Giddon pinchó una patata con el tenedor y la masticó mientras le daba vueltas a lo que había dicho Oll.
—No podemos realizar ningún trabajo para el Consejo si no obedecemos también las órdenes de Randa, y no seremos útiles a nadie si estamos metidos en las mazmorras —concluyó el noble.
—Sí. Pero de cualquier modo, no me parece bien.

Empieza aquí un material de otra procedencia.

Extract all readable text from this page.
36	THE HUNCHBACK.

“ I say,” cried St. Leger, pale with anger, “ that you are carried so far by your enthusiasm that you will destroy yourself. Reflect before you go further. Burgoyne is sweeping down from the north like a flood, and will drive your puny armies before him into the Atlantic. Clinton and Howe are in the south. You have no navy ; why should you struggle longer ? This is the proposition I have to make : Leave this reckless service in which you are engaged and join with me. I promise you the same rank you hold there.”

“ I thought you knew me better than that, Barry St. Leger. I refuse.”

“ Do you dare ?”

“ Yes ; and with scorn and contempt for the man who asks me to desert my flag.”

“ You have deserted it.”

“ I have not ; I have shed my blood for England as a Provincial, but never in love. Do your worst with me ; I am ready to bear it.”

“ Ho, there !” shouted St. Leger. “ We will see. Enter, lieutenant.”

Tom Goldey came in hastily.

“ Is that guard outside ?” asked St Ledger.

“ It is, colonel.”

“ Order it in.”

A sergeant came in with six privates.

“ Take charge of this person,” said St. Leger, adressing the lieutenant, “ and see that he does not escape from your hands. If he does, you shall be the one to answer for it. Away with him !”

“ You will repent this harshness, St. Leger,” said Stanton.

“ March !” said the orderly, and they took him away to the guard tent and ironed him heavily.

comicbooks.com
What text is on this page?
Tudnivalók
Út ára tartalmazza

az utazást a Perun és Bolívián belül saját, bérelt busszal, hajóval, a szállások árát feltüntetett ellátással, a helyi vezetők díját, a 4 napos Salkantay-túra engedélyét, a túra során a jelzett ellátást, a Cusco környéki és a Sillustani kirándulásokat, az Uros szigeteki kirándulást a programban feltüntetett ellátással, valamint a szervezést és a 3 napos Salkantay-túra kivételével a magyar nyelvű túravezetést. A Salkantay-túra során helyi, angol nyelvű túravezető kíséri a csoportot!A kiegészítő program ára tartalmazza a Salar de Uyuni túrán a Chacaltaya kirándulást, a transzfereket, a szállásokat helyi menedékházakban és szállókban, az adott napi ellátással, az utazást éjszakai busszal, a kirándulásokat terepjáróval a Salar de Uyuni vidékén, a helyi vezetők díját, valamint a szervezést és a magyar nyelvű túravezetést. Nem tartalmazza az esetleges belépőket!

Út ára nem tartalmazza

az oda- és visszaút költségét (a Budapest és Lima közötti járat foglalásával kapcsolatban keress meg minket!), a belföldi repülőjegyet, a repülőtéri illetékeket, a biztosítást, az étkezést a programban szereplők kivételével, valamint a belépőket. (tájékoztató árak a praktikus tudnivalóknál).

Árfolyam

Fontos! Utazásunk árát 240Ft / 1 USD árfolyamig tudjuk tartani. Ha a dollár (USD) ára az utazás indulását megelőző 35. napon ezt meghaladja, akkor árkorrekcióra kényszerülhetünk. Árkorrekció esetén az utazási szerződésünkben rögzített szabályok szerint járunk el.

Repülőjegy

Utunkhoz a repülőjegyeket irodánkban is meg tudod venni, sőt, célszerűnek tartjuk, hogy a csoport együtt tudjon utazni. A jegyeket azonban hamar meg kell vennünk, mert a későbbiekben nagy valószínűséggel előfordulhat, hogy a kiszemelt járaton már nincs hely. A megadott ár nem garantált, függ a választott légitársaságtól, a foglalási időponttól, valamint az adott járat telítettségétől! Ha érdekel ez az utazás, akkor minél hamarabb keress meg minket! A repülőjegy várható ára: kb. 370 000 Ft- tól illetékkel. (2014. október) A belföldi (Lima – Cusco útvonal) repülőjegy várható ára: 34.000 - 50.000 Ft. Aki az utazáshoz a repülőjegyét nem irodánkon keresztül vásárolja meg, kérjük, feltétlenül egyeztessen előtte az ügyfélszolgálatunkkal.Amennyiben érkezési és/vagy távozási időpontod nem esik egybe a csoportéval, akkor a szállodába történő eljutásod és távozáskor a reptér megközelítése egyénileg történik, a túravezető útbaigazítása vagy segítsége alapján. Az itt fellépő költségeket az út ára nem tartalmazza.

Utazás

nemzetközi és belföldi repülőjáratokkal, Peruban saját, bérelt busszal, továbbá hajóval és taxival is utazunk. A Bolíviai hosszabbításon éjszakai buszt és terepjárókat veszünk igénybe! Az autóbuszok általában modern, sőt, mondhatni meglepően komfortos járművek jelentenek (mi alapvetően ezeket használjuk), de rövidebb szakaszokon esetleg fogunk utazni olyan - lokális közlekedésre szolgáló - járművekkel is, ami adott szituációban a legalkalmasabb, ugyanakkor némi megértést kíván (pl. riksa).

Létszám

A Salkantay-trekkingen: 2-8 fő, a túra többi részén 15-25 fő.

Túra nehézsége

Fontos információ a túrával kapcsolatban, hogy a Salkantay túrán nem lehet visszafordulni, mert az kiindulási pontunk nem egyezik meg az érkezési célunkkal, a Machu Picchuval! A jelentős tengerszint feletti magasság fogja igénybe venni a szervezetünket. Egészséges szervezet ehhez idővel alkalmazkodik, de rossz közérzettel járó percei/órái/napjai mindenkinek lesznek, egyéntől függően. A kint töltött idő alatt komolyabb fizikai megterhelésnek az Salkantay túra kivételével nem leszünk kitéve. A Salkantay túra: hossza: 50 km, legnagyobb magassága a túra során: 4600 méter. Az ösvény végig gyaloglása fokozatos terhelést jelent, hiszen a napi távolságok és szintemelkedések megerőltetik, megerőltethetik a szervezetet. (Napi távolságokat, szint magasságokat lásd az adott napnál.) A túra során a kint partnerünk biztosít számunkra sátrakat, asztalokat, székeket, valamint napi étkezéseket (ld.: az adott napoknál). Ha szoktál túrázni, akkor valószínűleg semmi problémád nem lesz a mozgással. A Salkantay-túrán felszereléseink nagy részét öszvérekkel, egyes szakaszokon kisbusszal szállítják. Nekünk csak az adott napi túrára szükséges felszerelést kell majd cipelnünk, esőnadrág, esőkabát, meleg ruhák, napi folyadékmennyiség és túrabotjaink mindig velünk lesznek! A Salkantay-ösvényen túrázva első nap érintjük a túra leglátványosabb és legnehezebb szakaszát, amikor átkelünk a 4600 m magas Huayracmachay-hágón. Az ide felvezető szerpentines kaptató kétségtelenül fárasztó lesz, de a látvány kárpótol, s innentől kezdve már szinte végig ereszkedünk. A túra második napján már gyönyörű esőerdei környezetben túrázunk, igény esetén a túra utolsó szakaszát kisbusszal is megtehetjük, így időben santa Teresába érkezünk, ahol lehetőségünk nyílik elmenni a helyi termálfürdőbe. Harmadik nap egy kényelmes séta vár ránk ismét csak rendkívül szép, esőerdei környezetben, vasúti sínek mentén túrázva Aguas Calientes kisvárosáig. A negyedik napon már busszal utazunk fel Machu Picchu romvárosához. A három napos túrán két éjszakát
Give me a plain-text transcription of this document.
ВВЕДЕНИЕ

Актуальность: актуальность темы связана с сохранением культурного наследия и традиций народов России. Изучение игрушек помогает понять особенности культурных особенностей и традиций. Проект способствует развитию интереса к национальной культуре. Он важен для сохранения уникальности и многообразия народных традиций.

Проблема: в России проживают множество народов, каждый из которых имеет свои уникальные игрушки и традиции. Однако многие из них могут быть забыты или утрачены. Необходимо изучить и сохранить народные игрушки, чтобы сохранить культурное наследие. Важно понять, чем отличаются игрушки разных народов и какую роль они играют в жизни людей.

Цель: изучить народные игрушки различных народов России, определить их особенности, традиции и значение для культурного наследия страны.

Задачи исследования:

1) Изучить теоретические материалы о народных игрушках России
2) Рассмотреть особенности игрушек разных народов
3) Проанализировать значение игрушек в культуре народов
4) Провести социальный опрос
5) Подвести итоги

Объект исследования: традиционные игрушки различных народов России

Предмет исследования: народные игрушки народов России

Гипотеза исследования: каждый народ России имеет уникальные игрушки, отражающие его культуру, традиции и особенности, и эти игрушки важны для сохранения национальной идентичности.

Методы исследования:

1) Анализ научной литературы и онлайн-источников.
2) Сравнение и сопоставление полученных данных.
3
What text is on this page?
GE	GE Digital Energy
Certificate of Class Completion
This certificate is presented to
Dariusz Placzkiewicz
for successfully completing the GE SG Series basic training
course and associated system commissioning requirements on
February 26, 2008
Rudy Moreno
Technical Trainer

Cuando la cena tocaba a su fin, Giddon estaba tan taciturno como Oll. Katsa observaba el anguloso rostro del capitán y su expresión de inconformidad, y cómo los colores dorados y rojos de los tapices se reflejaban en el cuchillo de Giddon al cortar éste la carne. Los dos hombres hablaban en voz baja y mostraban su preocupación mientras intercambiaban opiniones y comían. No querían cumplir el encargo de Randa. Y mientras Katsa los observaba y escuchaba, maquinó alguna forma de frustrar las instrucciones del rey.
* * *
Po le había dicho a Katsa que estaba en sus manos oponerse a Randa y tal vez era cierto, pero no sucedía lo mismo en el caso de Oll ni de Giddon porque el rey tenía modos de castigarlos que no servirían con ella. Porque, ¿cómo la castigaría? Quizás utilizaría el ejército en pleno para forzarla a entrar en las mazmorras, o a lo mejor la mataba administrándole veneno en la cena alguna noche, en vez de luchando. Si la consideraba un peligro, o si no le era útil, a buen seguro que la encarcelaría o la mataría.
¿Y si al regresar a la corte sin la hija de Ellis, la ira del rey inflamaba su propia ira? ¿Qué pasaría si se plantaba ante su tío y la cólera se apoderaba de ella, controlaba manos y pies, y era incapaz de dominarla? ¿Qué sería capaz de hacer?